自分の職場がクリニックなので、普段から医師や看護師さんとはよく接します。また、この作品のようにがん患者さんの治療を専門にするクリニックなので、死を目の当たりにした感覚も何となく理解できます。
その中で思うのは、医師にせよ看護師にせよ、患者さんのために尽くすという献身の精神は本当に誰もが持っています。もちろん、例外を見たこともありますが。そういう考えを持たなければ、こういった職には就かないと思うのです。もちろん、金がよかったり、再就職しやすいとか色々なメリットはありますが、それ以上に大変なことも多いですから。
そういう姿から、基本、人は善意の生き物だと思うのです。この作品でも、タザワさんの回復の姿には、いくら現実を知っていても、やはり心から嬉しい喜びの表情を浮かべていたし、患者さんをまず優先に考えるということは体がそう勝手に反応してしまうような姿も見受けられます。
だったら、なんで、こんな人たちが人を殺す、それも私利私欲に囚われて、そんな犯罪を引き起こしてしまうのか。
作品中で言及されているように感じるのは、金と友達でしょうか。金は、やはり人を狂わせるのであろうことと、そんな善意の生き物だからこそ、人のために自己犠牲で動いてしまうところがあるのではないでしょうか。そのことを本能的に巧妙にコントロールして人を動かしたヨシダ、分かってはいるけど、動いてしまった3人の看護師のような姿が頭に浮かびます。
人の善意を利用した犯罪は、あらゆることに適応されるように思われ、どうしてこんなことに騙されたのか、騙したのかなんていう犯罪は、大概、ここを突いているようにも感じます。
もしかしたら、大きな視点で見て、戦争なんてものも、敵をやっつけたいではなく、大切な人を守りたいといった精神から始まるようにも考えられ、そんなことがいびつに歪んでいつの間にやら、大それたことを引き起こしているのかもしれません。
あと、この作品では男がひどいですね。

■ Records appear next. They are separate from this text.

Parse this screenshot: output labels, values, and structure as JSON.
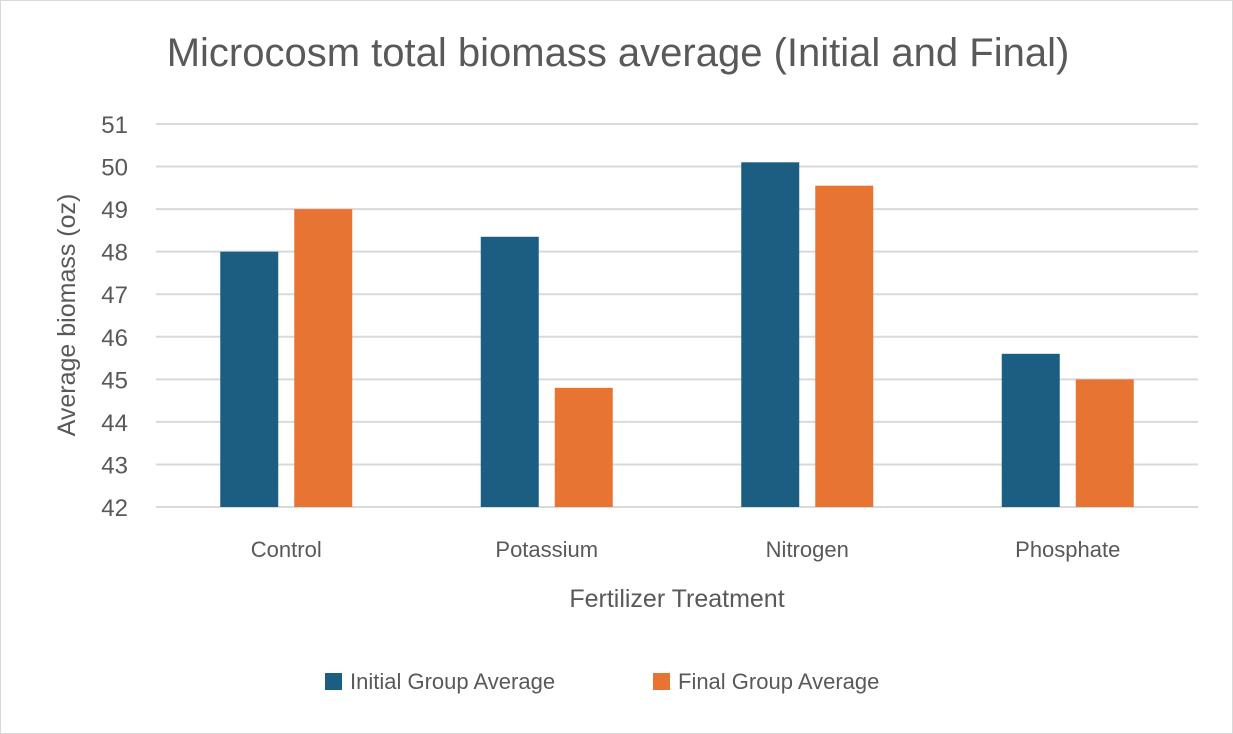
{
  "chart_data": {
    "type": "bar",
    "title": "Microcosm total biomass average (Initial and Final)",
    "xlabel": "Fertilizer Treatment",
    "ylabel": "Average biomass (oz)",
    "categories": [
      "Control",
      "Potassium",
      "Nitrogen",
      "Phosphate"
    ],
    "series": [
      {
        "name": "Initial Group Average",
        "color": "#1b5e82",
        "values": [
          48.0,
          48.35,
          50.1,
          45.6
        ]
      },
      {
        "name": "Final Group Average",
        "color": "#e87433",
        "values": [
          49.0,
          44.8,
          49.55,
          45.0
        ]
      }
    ],
    "ylim": [
      42,
      51
    ],
    "yticks": [
      "42",
      "43",
      "44",
      "45",
      "46",
      "47",
      "48",
      "49",
      "50",
      "51"
    ],
    "grid": true,
    "legend_position": "bottom"
  }
}
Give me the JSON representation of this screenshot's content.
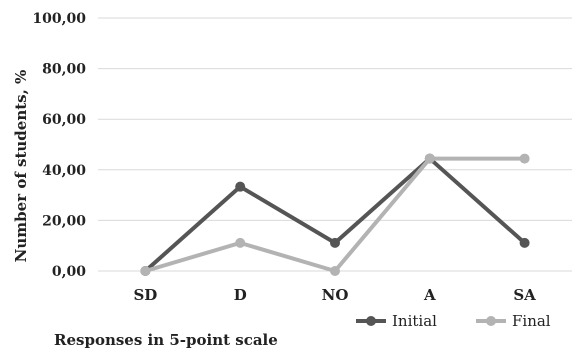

実際もそうだったのかもしれませんが。看護師4人とがん患者さんは苗字の役名ですが、男はみんな名前。ここに人と獣のような差を付けているように感じます。

ラストは話題になっていた、炎のシーン。初演は野外公演だったらしいですが、閉鎖された劇場でのこのシーンは色々と大変だったそうです。
看護師の象徴でもあるナースキャップを燃やし、犯行に向かう彼女たち。
それは、不条理な生死を采配する神への裁き、自分たちが看護師であることを支える心に秘めた精神との決別、罪を犯す自分たちへの裁きの炎のように感じます。
生死を間近で見続けてきた彼女たちだからこそ、死の悲しみ、生の喜びといった通常の感情だけでなく、いとも簡単に揺らぐ生死に対する怒りが込められた形として表現されたように思います。